Key Characteristics:

  • Geographic Basis: Data is tied to specific locations on a map.
  • 3D Representation: Uses vertical spikes to show magnitude.
  • Varying Height: Spike height corresponds to the data value (e.g., population count, sales figure, crime rate).
  • Equal Width: Spikes typically have the same width for consistency.

Common Uses

Spike maps are particularly effective at highlighting areas with unusually high concentrations or counts of a phenomenon.

  • Showing Hotspots: They are often used to show abnormally high counts in concentered regions. This makes them useful for identifying areas that require particular attention or analysis.
  • Population Density: Visualizing population clusters in urban areas.
  • Sales Performance: Showing regions with exceptionally high sales figures.
  • Crime Analysis: Identifying areas with high crime rates.
  • Disease Outbreaks: Mapping locations with a high number of cases.

Examples

Imagine a map showing population density. A spike map could represent this where:

  • Tall spikes indicate densely populated cities.
  • Shorter spikes show less populated areas.

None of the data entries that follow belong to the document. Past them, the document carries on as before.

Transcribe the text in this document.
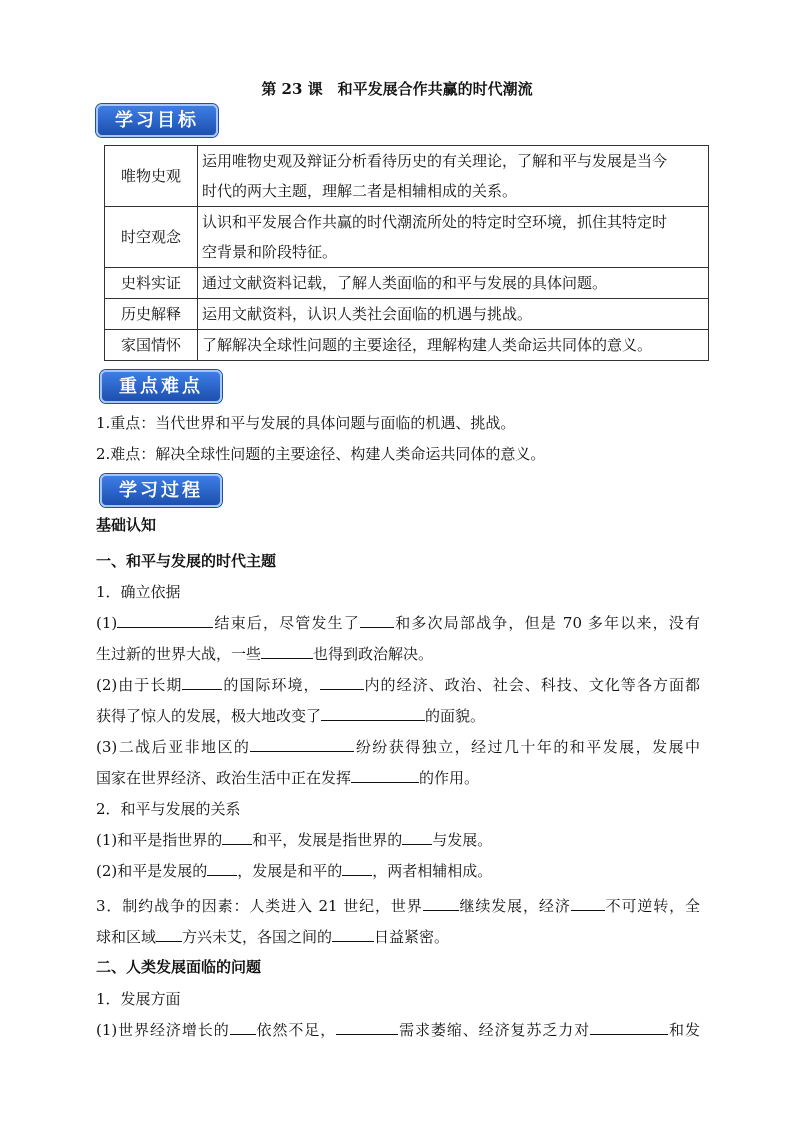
第 23 课　和平发展合作共赢的时代潮流
学习目标
唯物史观	运用唯物史观及辩证分析看待历史的有关理论，了解和平与发展是当今
时代的两大主题，理解二者是相辅相成的关系。
时空观念	认识和平发展合作共赢的时代潮流所处的特定时空环境，抓住其特定时
空背景和阶段特征。
史料实证	通过文献资料记载，了解人类面临的和平与发展的具体问题。
历史解释	运用文献资料，认识人类社会面临的机遇与挑战。
家国情怀	了解解决全球性问题的主要途径，理解构建人类命运共同体的意义。
重点难点
1.重点：当代世界和平与发展的具体问题与面临的机遇、挑战。
2.难点：解决全球性问题的主要途径、构建人类命运共同体的意义。
学习过程
基础认知
一、和平与发展的时代主题
1．确立依据
(1)	结束后，尽管发生了 和多次局部战争，但是 70 多年以来，没有
生过新的世界大战，一些	也得到政治解决。
(2)由于长期	的国际环境，	内的经济、政治、社会、科技、文化等各方面都
获得了惊人的发展，极大地改变了	的面貌。
(3)二战后亚非地区的	纷纷获得独立，经过几十年的和平发展，发展中
国家在世界经济、政治生活中正在发挥	的作用。
2．和平与发展的关系
(1)和平是指世界的 和平，发展是指世界的 与发展。
(2)和平是发展的 ，发展是和平的 ，两者相辅相成。
3．制约战争的因素：人类进入 21 世纪，世界 继续发展，经济 不可逆转，全
球和区域 方兴未艾，各国之间的	日益紧密。
二、人类发展面临的问题
1．发展方面
(1)世界经济增长的 依然不足，	需求萎缩、经济复苏乏力对	和发
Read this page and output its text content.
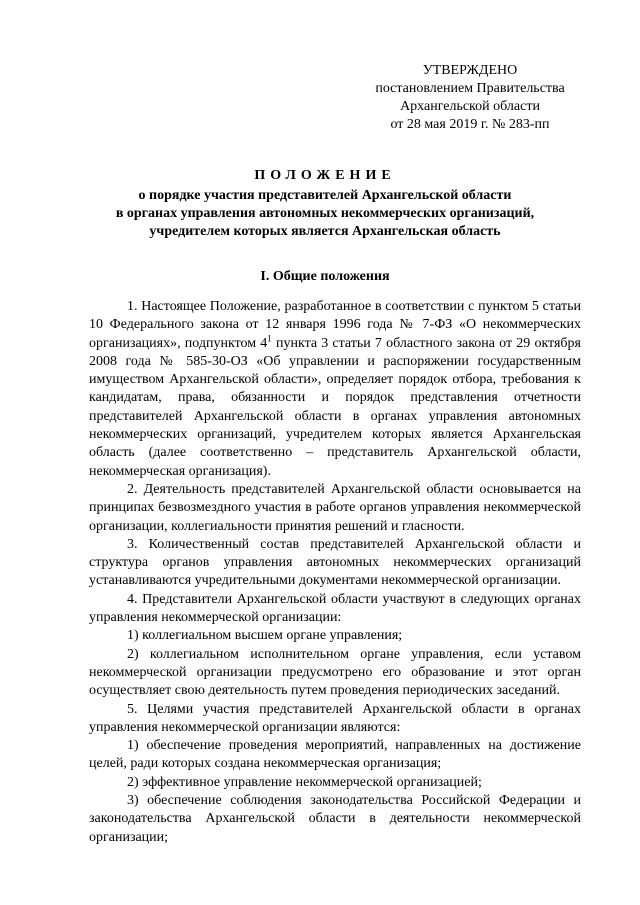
УТВЕРЖДЕНО
постановлением Правительства
Архангельской области
от 28 мая 2019 г. № 283-пп
ПОЛОЖЕНИЕ
о порядке участия представителей Архангельской области
в органах управления автономных некоммерческих организаций,
учредителем которых является Архангельская область
I. Общие положения

1. Настоящее Положение, разработанное в соответствии с пунктом 5 статьи 10 Федерального закона от 12 января 1996 года № 7-ФЗ «О некоммерческих организациях», подпунктом $4^1$ пункта 3 статьи 7 областного закона от 29 октября 2008 года № 585-30-ОЗ «Об управлении и распоряжении государственным имуществом Архангельской области», определяет порядок отбора, требования к кандидатам, права, обязанности и порядок представления отчетности представителей Архангельской области в органах управления автономных некоммерческих организаций, учредителем которых является Архангельская область (далее соответственно – представитель Архангельской области, некоммерческая организация).

2. Деятельность представителей Архангельской области основывается на принципах безвозмездного участия в работе органов управления некоммерческой организации, коллегиальности принятия решений и гласности.

3. Количественный состав представителей Архангельской области и структура органов управления автономных некоммерческих организаций устанавливаются учредительными документами некоммерческой организации.

4. Представители Архангельской области участвуют в следующих органах управления некоммерческой организации:

1) коллегиальном высшем органе управления;

2) коллегиальном исполнительном органе управления, если уставом некоммерческой организации предусмотрено его образование и этот орган осуществляет свою деятельность путем проведения периодических заседаний.

5. Целями участия представителей Архангельской области в органах управления некоммерческой организации являются:

1) обеспечение проведения мероприятий, направленных на достижение целей, ради которых создана некоммерческая организация;

2) эффективное управление некоммерческой организацией;

3) обеспечение соблюдения законодательства Российской Федерации и законодательства Архангельской области в деятельности некоммерческой организации;
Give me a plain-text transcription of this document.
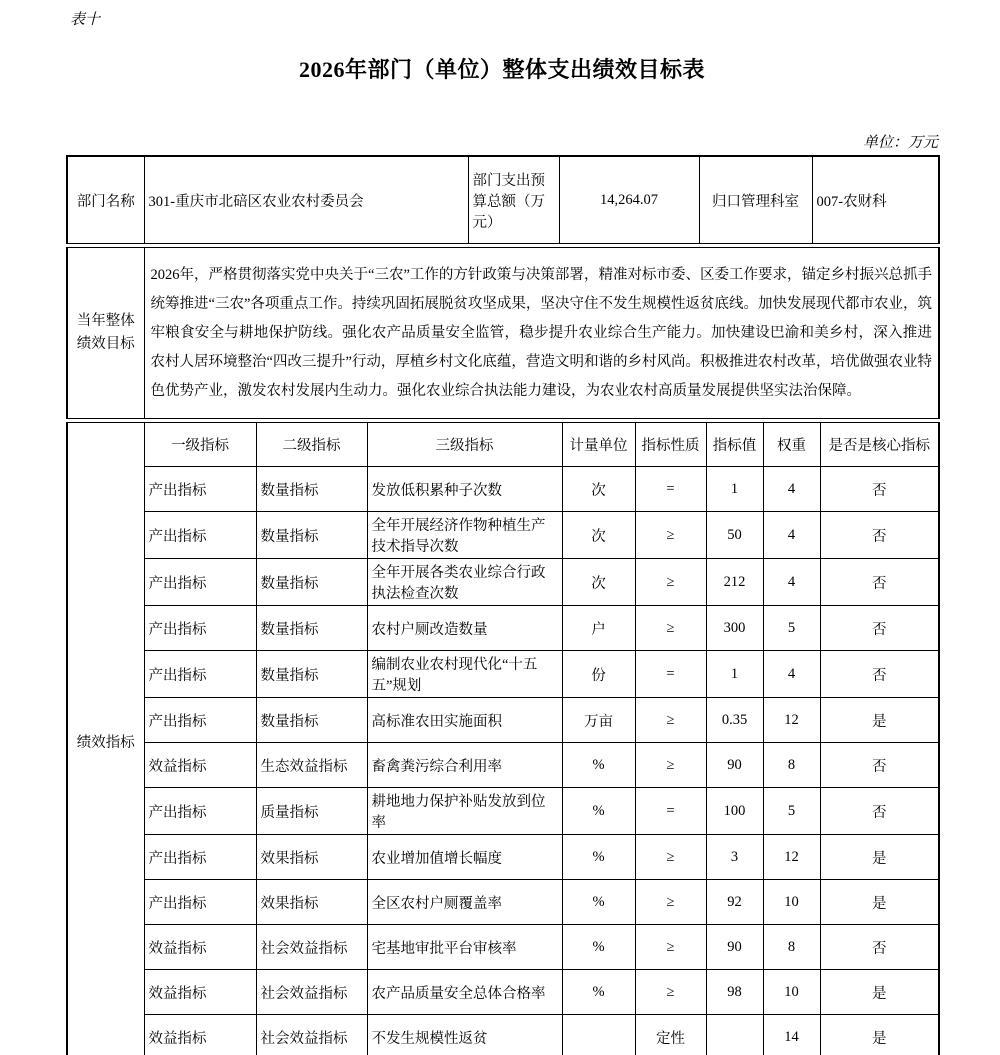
表十
2026年部门（单位）整体支出绩效目标表
单位：万元
部门名称	301-重庆市北碚区农业农村委员会	部门支出预算总额（万元）	14,264.07	归口管理科室	007-农财科
当年整体绩效目标	2026年，严格贯彻落实党中央关于“三农”工作的方针政策与决策部署，精准对标市委、区委工作要求，锚定乡村振兴总抓手统筹推进“三农”各项重点工作。持续巩固拓展脱贫攻坚成果，坚决守住不发生规模性返贫底线。加快发展现代都市农业，筑牢粮食安全与耕地保护防线。强化农产品质量安全监管，稳步提升农业综合生产能力。加快建设巴渝和美乡村，深入推进农村人居环境整治“四改三提升”行动，厚植乡村文化底蕴，营造文明和谐的乡村风尚。积极推进农村改革，培优做强农业特色优势产业，激发农村发展内生动力。强化农业综合执法能力建设，为农业农村高质量发展提供坚实法治保障。
绩效指标	一级指标	二级指标	三级指标	计量单位	指标性质	指标值	权重	是否是核心指标
	产出指标	数量指标	发放低积累种子次数	次	=	1	4	否
	产出指标	数量指标	全年开展经济作物种植生产技术指导次数	次	≥	50	4	否
	产出指标	数量指标	全年开展各类农业综合行政执法检查次数	次	≥	212	4	否
	产出指标	数量指标	农村户厕改造数量	户	≥	300	5	否
	产出指标	数量指标	编制农业农村现代化“十五五”规划	份	=	1	4	否
	产出指标	数量指标	高标准农田实施面积	万亩	≥	0.35	12	是
	效益指标	生态效益指标	畜禽粪污综合利用率	%	≥	90	8	否
	产出指标	质量指标	耕地地力保护补贴发放到位率	%	=	100	5	否
	产出指标	效果指标	农业增加值增长幅度	%	≥	3	12	是
	产出指标	效果指标	全区农村户厕覆盖率	%	≥	92	10	是
	效益指标	社会效益指标	宅基地审批平台审核率	%	≥	90	8	否
	效益指标	社会效益指标	农产品质量安全总体合格率	%	≥	98	10	是
	效益指标	社会效益指标	不发生规模性返贫		定性		14	是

Similarly, mapping retail sales using spikes would quickly reveal the top-performing store locations or sales territories.

Advantages and Considerations

Spike maps offer a dramatic visual representation that can immediately draw attention to key areas. However, they can sometimes obscure underlying map details or neighboring spikes if the data range is very large and spikes are too tall or dense. Effective spike maps require careful design, including choosing the right scale for spike height and appropriate mapping projection.